Many-body systems that are driven far from thermal equilibrium can exhibit a seemingly endless range of different "self-organization" phenomena, whether during long periods of transient relaxation over a hierarchy of timescales, or in an ergodic steady-state. Indeed, the range of possible behaviors is so diverse that it includes (but is not limited to) everything that living things do! In the face of such phenomenological diversity, it is difficult to articulate any thermodynamic commonality that might be analogous to the tendency to minimize free energy observed in equilibrated systems. Here, we try to exploit recent fundamental progress in our understanding of far-from-equilibrium dynamics to develop predictive thermodynamic principles for a general class of driven self-organized systems. We find there is a language in which Darwinian selection in biological systems may be thought of as a special case of a more general physical tendency for "dissipative adaptation" that arises from the correlation between irreversible changes in shape and the absorption of external work. (Talk Abstract)

Fleming, Graham, chair. Quantum Effects in Chemistry and Biology. Procedia Chemistry. 3/1, 2011. As the proceedings of this 22nd Solvay Conference on Chemistry, after the 1911 Solvay Conference on Physics that initiated the legendary series. A century later quantum phenomena is being assimilated into these macro domains, at the same time it si rooting, informing and expanding their essence. Notable papers are Quantum Effects in Biology by Fleming, et al, Quantum Effects in Chemistry by Mark Ratner and Ronnie Kosloff, and Quantum Correlations in Biomolecules by Vlatko Vedral.

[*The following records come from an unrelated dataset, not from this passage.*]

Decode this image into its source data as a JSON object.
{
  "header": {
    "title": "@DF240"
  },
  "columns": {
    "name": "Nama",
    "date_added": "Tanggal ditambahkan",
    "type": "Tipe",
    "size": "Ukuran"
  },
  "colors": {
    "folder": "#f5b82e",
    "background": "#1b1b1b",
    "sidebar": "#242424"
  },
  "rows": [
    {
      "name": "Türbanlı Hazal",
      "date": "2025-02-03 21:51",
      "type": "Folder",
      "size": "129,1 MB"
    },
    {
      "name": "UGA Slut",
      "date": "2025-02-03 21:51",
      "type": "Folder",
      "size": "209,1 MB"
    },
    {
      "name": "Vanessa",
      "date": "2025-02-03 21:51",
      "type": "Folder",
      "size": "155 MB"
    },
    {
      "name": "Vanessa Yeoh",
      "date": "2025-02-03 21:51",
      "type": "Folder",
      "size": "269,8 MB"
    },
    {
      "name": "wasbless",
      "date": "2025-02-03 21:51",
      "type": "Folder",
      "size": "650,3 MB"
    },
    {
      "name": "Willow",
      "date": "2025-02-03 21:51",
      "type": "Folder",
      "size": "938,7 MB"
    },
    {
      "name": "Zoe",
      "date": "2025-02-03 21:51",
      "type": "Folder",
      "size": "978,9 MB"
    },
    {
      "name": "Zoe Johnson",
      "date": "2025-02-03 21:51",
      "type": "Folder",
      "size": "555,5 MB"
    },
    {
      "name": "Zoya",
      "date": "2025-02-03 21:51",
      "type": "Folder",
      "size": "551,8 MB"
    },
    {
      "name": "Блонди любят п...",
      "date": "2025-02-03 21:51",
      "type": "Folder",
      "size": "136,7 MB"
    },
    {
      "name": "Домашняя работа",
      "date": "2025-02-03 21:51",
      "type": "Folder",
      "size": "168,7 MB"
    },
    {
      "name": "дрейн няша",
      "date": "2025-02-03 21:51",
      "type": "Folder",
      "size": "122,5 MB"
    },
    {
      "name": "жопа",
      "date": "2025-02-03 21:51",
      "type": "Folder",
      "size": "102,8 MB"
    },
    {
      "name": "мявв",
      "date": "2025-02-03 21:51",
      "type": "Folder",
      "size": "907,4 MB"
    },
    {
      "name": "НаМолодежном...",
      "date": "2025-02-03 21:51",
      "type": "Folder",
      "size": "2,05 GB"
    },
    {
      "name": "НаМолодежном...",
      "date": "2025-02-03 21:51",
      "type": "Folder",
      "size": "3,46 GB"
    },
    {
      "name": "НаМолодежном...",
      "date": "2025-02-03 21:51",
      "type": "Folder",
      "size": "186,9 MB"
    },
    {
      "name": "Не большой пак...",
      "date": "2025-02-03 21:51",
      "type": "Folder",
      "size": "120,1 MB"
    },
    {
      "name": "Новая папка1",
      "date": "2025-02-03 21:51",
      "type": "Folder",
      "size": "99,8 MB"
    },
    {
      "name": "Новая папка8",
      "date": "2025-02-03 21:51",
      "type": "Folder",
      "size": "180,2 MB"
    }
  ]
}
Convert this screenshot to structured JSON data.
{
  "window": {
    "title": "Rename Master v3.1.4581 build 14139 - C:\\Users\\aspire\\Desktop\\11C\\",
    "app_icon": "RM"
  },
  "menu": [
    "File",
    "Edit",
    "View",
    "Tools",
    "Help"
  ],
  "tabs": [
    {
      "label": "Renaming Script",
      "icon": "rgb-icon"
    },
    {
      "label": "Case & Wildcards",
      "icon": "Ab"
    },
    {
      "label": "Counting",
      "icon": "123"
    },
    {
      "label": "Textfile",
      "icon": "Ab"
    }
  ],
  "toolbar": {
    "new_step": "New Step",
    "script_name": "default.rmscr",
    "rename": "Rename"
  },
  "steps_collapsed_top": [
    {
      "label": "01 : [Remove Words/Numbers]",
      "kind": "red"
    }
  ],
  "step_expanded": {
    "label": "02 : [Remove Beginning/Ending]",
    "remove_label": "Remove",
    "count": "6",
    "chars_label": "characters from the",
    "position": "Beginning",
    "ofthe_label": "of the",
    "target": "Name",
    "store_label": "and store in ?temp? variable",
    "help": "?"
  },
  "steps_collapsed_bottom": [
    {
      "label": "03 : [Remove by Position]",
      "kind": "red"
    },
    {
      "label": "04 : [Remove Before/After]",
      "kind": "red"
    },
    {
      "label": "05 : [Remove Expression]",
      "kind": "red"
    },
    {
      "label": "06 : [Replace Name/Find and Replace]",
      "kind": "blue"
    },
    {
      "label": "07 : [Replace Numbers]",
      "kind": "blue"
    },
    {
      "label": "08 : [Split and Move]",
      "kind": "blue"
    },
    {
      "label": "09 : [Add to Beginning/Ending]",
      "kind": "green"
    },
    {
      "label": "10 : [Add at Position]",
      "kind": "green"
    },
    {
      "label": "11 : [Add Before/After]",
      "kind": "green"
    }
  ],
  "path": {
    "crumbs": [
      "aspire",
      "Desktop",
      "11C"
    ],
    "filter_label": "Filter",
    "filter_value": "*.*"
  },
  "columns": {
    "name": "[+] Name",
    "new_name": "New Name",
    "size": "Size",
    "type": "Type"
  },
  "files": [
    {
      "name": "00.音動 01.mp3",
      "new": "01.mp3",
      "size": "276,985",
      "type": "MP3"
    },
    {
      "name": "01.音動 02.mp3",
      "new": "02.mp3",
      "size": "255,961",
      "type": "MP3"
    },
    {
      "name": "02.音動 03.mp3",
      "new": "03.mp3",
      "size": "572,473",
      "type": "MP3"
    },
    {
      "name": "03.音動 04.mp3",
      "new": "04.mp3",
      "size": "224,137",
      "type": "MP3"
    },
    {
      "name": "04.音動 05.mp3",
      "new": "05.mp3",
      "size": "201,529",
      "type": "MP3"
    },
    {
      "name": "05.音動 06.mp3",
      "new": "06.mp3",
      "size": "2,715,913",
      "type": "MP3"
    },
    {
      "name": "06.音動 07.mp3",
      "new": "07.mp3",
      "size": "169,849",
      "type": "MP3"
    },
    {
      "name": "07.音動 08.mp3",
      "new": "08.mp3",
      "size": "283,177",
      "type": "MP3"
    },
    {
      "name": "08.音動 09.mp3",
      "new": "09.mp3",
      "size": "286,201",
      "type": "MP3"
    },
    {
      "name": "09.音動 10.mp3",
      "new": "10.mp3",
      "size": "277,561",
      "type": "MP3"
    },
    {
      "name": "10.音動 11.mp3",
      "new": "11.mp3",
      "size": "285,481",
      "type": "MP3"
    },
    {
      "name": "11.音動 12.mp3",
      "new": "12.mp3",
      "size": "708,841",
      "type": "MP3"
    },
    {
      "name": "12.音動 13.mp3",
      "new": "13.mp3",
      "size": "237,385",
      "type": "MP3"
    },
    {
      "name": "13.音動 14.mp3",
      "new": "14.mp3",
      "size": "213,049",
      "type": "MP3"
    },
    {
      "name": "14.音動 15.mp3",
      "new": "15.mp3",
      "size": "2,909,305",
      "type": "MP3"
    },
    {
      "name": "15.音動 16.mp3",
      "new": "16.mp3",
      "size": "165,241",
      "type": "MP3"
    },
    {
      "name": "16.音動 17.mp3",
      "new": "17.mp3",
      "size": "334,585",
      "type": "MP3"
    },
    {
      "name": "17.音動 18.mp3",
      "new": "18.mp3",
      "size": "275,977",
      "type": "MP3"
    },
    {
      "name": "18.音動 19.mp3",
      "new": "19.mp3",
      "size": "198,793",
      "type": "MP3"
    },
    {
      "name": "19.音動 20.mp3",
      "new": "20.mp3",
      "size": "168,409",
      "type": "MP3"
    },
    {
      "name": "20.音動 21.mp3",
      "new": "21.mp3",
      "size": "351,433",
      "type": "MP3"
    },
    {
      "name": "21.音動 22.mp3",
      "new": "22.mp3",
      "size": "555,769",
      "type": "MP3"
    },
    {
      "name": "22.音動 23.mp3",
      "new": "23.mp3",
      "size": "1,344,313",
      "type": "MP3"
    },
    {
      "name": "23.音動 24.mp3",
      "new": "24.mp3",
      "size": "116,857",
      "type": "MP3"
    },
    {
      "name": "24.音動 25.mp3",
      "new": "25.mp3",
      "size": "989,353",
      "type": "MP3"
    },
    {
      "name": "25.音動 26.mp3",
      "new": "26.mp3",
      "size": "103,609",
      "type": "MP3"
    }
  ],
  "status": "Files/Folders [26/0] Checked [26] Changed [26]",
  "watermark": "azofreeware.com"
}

Fodor, Etienne and M. Cristina Marchetti. The Statistical Physics of Active Matter: From Self-Catalytic Colloids to Living Cells. arXiv:1708.08652. Some seven years since Sriram Ramaswamy (search) recognized and named this facility of organic physiologies to exhibit spontaneous formations traceable to physical forces, Cambridge University and Cornell University researchers provide a tutorial overview with 101 references of the now popular field, aka Soft Matter. I enter a day after hearing Dr. Marchetti speak at the University of Massachusetts, Amherst, second quote, where she reported on their common recurrence over a range of lively movements from tissue cultures and embryogenesis to starling flocks. An independent, universal source thus seems to be implied as interactive elements proceed to dynamically cooperate and self-organize. The third quote is a capsule for her Soft Matter Laboratory.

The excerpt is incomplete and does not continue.